Managing a historic building for low-income residential use is not easy, Nissel and HOC officials said. In early 2008 the HOC, which did not pay rent but was responsible for the building's maintenance and upkeep, realized that at least $500,000 in repairs was needed, including replacement of a nearly 100-year-old roof. With money unavailable, the facility was closed in February 2008, and tenants were given vouchers and up to six months to find housing elsewhere.
"Our mission is to provide affordable housing, but we can't do it at a loss," said Andrew Oxendine, deputy director of housing management for the HOC.
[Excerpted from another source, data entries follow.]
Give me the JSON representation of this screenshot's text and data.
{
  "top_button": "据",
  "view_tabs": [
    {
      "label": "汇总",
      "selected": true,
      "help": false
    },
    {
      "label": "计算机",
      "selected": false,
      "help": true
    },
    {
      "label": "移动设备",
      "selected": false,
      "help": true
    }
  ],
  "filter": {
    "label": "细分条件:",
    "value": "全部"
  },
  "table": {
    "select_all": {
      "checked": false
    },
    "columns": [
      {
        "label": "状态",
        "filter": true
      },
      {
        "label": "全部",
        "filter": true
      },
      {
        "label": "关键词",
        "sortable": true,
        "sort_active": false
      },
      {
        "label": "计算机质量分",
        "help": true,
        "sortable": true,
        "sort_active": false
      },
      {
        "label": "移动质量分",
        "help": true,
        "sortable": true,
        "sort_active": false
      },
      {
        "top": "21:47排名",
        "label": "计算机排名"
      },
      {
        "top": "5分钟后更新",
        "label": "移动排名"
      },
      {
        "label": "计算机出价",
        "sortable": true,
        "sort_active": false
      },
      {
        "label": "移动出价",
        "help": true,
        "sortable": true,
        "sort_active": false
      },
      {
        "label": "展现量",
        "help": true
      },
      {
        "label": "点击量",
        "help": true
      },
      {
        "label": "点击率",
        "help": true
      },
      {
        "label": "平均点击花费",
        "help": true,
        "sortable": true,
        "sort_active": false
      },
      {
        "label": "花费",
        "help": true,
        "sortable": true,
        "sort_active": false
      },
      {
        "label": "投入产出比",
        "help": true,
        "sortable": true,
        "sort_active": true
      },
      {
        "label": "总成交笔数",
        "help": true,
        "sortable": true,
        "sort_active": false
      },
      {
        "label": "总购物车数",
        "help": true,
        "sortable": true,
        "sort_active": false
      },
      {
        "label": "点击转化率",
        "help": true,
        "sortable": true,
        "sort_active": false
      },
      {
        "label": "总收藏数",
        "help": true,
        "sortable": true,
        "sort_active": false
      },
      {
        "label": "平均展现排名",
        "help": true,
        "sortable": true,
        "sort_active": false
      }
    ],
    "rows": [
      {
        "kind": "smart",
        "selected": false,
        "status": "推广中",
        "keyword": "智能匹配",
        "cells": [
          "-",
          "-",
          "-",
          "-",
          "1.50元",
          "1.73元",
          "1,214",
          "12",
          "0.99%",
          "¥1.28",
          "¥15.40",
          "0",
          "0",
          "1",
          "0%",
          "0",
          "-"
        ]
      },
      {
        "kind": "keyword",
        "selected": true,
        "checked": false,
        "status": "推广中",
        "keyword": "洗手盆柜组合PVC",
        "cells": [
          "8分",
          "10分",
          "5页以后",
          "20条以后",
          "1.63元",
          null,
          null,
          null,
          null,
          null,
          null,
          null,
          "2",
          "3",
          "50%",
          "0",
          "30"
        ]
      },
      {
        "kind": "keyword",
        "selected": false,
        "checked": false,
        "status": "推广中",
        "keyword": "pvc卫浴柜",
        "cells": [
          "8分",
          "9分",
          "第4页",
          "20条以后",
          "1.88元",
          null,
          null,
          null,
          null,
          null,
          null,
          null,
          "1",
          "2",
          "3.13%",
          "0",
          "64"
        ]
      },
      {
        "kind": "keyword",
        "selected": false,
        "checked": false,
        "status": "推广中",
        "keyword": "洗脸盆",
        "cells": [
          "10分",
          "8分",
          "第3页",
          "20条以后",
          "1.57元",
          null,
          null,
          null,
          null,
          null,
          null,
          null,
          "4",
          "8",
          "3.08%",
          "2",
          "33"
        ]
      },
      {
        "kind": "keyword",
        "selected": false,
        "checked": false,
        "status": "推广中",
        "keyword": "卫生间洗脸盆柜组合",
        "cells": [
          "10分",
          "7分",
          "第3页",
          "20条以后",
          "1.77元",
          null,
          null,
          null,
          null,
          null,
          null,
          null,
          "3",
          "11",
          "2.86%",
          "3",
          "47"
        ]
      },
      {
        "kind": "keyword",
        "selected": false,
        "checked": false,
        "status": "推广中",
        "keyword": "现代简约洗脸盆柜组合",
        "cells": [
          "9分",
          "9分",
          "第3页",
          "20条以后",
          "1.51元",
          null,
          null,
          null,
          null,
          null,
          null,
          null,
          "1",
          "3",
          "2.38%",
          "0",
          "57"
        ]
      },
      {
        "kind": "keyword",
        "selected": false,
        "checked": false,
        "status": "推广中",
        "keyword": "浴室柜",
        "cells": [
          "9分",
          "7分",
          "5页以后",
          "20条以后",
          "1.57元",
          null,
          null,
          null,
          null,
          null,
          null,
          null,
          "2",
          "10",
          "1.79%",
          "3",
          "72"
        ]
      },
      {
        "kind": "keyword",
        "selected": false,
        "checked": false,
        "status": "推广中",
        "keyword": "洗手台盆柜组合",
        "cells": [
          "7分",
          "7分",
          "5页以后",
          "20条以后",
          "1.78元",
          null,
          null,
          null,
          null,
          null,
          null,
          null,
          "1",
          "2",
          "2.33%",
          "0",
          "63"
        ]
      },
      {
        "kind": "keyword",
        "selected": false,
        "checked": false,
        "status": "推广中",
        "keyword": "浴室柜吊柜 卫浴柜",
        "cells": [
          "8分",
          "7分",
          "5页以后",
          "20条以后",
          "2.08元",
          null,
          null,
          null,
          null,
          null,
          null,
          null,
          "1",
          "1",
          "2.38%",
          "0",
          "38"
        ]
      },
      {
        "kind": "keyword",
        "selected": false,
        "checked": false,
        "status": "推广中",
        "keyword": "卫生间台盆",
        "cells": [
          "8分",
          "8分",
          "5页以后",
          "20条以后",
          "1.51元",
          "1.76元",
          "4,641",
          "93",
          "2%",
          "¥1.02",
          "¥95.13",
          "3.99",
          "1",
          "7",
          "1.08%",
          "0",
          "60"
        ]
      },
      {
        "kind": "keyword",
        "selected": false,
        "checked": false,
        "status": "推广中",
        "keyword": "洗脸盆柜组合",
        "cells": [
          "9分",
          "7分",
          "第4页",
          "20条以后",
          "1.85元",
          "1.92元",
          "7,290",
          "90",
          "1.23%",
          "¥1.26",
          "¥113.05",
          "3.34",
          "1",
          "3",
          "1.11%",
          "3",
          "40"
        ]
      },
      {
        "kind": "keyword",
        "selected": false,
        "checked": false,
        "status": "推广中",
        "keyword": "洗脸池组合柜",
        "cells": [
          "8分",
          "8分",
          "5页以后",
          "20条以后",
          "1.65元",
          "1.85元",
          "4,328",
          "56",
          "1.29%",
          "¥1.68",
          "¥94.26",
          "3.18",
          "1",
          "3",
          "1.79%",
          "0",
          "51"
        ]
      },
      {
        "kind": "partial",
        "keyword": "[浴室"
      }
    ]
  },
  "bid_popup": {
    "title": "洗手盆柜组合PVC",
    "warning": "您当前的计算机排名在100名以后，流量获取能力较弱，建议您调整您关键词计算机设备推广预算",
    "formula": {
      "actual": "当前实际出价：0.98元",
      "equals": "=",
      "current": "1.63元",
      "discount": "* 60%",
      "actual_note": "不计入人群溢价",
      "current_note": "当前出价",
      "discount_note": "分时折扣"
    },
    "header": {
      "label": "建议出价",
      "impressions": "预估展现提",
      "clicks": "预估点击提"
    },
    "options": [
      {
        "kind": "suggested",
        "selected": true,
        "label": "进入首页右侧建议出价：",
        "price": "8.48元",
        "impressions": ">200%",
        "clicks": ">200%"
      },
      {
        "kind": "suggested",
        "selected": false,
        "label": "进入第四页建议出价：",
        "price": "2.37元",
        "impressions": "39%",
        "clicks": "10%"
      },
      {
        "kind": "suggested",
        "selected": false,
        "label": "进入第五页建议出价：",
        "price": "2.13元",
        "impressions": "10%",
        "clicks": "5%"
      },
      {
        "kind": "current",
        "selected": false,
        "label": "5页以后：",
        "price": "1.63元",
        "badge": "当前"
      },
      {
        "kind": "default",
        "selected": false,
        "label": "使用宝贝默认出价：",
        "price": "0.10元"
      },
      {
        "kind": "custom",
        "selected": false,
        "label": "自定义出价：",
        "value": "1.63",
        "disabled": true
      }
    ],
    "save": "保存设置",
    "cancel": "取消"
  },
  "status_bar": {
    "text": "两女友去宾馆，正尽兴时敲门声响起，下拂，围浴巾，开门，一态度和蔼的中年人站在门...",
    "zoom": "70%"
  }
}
As part of the Department of Housing and Community Affairs' lease with M-NCPPC, the building must be returned to the condition it was in when the lease began, Nissel said. That is a major challenge in tough budget times, he said, adding that it's unlikely that an agreement on how to pay for the renovations could be reached before DHCA's lease expires in December.
Nissel said the building probably will be made into offices for possible tenants American Heritage Publishing and the Silver Spring Historical Society. They would pay rent that would fund building maintenance, giving the house a better chance at survival, Nissel said.
Grosvenor said he hopes to highlight the mansion's history through tours, archives and paintings.
Before James Blair's death in 1852 at age 33, he had been a successful midshipman who helped discover Antarctica, Grosvenor said. Francis Preston Blair's summer estate, called Silver Spring, is now Acorn Park at East West Highway and Newell Street. Falkland, the estate of his son, Montgomery Blair, burned down in 1864 as part of a Confederate retreat in the Civil War, according to research by the Silver Spring Historical Society.
When asked whether his effort to restore the oral history of the Blairs and Silver Spring could be matched by efforts to restore its physical history, Grosvenor paused and then sighed.
"It's gonna be a tough job," he said. "Falkland is gone, Silver Spring is gone; we lose things all the time. I'm just happy that at least there's one Blair home left that can be saved."